Election cybersecurity: challenges and opportunities
This paper presents ENISA’s opinion on the cybersecurity of elections and provides concrete and forward-looking recommendations to improve the cybersecurity of electoral processes in the EU.
- Digital Service Providers, social media, online platforms, and messaging service providers are advised to deploy technology that will identify unusual traffic patterns that could be associated with the spread of disinformation or cyberattacks on election processes.
- While it is recognized that some of the above players have agreed to self-regulate and introduce disinformation policies, consideration should be given to the regulation of these platforms at an EU level to ensure a consistent and harmonized approach across the EU to tackling online disinformation aimed at undermining the democratic process.
- Member States should continue to actively work together with the aim to identify and take down botnets.
- ENISA supports the general and specific technical proposals to mitigate the risks that are documented in the Compendium on the Cyber Security of Election Technology.
- Developing more exercises aimed at testing election cybersecurity will help improve preparedness, understanding, and responding to possible election-related cyber threats and attack scenarios.
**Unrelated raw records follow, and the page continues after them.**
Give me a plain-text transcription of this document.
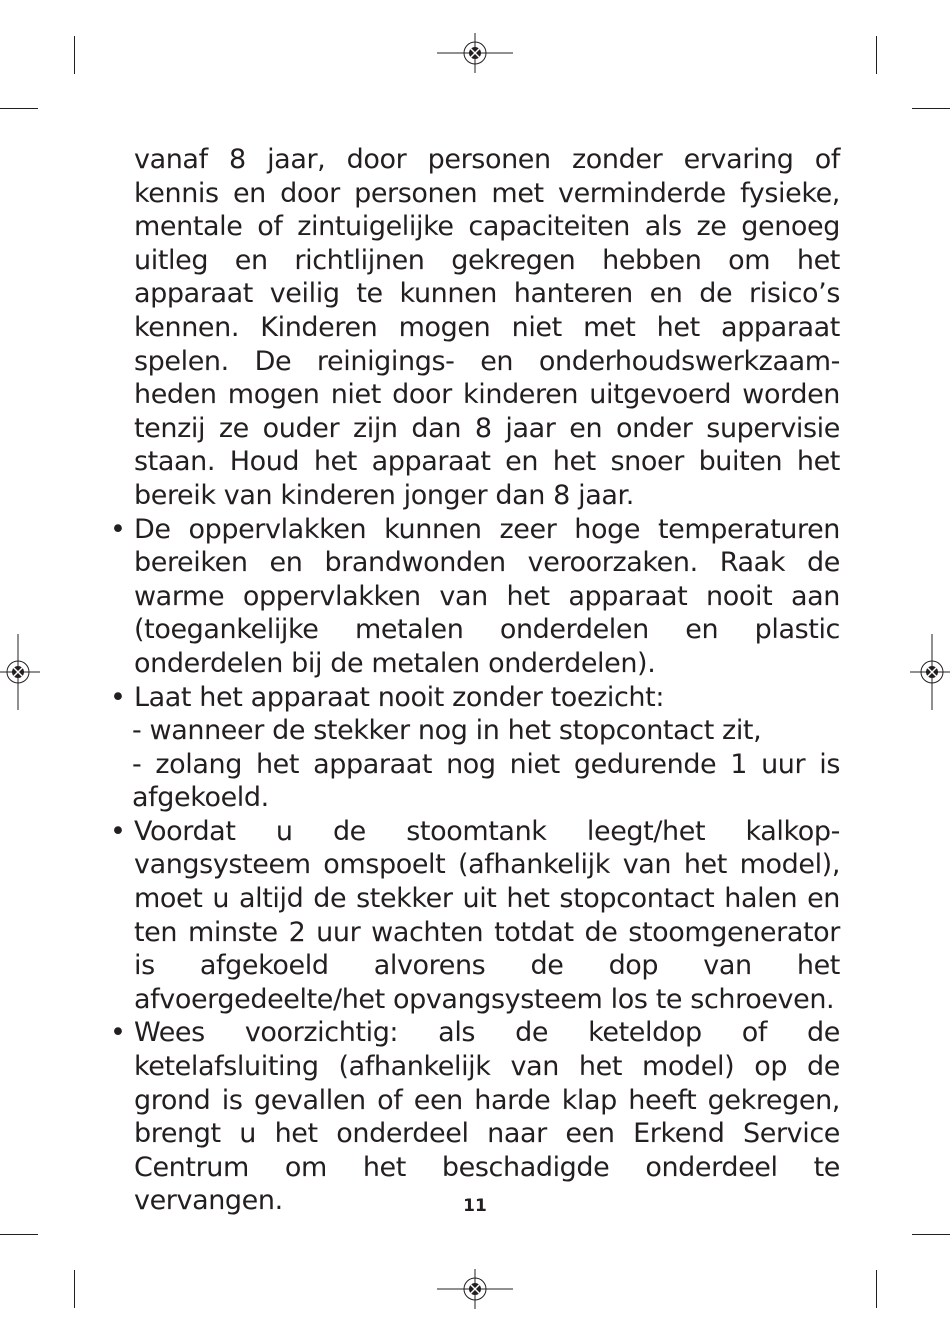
vanaf 8 jaar, door personen zonder ervaring of kennis en door personen met verminderde fysieke, mentale of zintuigelijke capaciteiten als ze genoeg uitleg en richtlijnen gekregen hebben om het apparaat veilig te kunnen hanteren en de risico’s kennen. Kinderen mogen niet met het apparaat spelen. De reinigings- en onderhoudswerkzaam-heden mogen niet door kinderen uitgevoerd worden tenzij ze ouder zijn dan 8 jaar en onder supervisie staan. Houd het apparaat en het snoer buiten het bereik van kinderen jonger dan 8 jaar.

• De oppervlakken kunnen zeer hoge temperaturen bereiken en brandwonden veroorzaken. Raak de warme oppervlakken van het apparaat nooit aan (toegankelijke metalen onderdelen en plastic onderdelen bij de metalen onderdelen).
• Laat het apparaat nooit zonder toezicht:

- wanneer de stekker nog in het stopcontact zit,

- zolang het apparaat nog niet gedurende 1 uur is afgekoeld.

• Voordat u de stoomtank leegt/het kalkop-vangsysteem omspoelt (afhankelijk van het model), moet u altijd de stekker uit het stopcontact halen en ten minste 2 uur wachten totdat de stoomgenerator is afgekoeld alvorens de dop van het afvoergedeelte/het opvangsysteem los te schroeven.
• Wees voorzichtig: als de keteldop of de ketelafsluiting (afhankelijk van het model) op de grond is gevallen of een harde klap heeft gekregen, brengt u het onderdeel naar een Erkend Service Centrum om het beschadigde onderdeel te vervangen.	11
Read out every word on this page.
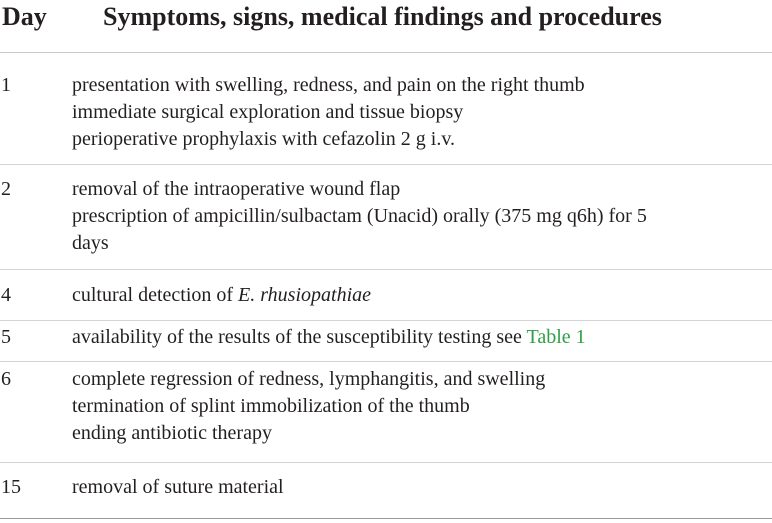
Day Symptoms, signs, medical findings and procedures
1	presentation with swelling, redness, and pain on the right thumb
immediate surgical exploration and tissue biopsy
perioperative prophylaxis with cefazolin 2 g i.v.
2	removal of the intraoperative wound flap
prescription of ampicillin/sulbactam (Unacid) orally (375 mg q6h) for 5
days
4	cultural detection of E. rhusiopathiae
5	availability of the results of the susceptibility testing see Table 1
6	complete regression of redness, lymphangitis, and swelling
termination of splint immobilization of the thumb
ending antibiotic therapy
15	removal of suture material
- Official channels/technologies for the dissemination of the results should be identified. Additionally, back-up channels/technologies should be available to validate the results with the count centers. Where websites are being used, DDoS mitigation techniques should be in place.
- A legal obligation should be considered to classify election systems, processes, and infrastructures as critical infrastructure so that the necessary cybersecurity measures are put in place.
- A legal obligation should be put in place requiring political organizations to deploy a high level of cybersecurity in their systems, processes, and infrastructures.
- Member States should consider introducing national legislation to tackle the challenges associated with online disinformation while protecting to the maximum extent possible the values set down in the Treaty of Lisbon and the Charter of Fundamental Rights of the EU.
- The cybersecurity expertise of the state should be used to assist political practitioners in the securing of their data and their communications. For example, CSIRT expertise can be leveraged to support political parties.
- Political parties should have an incident response plan in place to address and counter the scenario of data leaks and other potential cyber-attacks.
- 12Increased cooperation and exchange of best practices and experiences between the Member States and at EU-level can contribute to strengthening cybersecurity across the EU, including the cybersecurity of the election process. Member States should also make use of the existing frameworks and structures that are in place.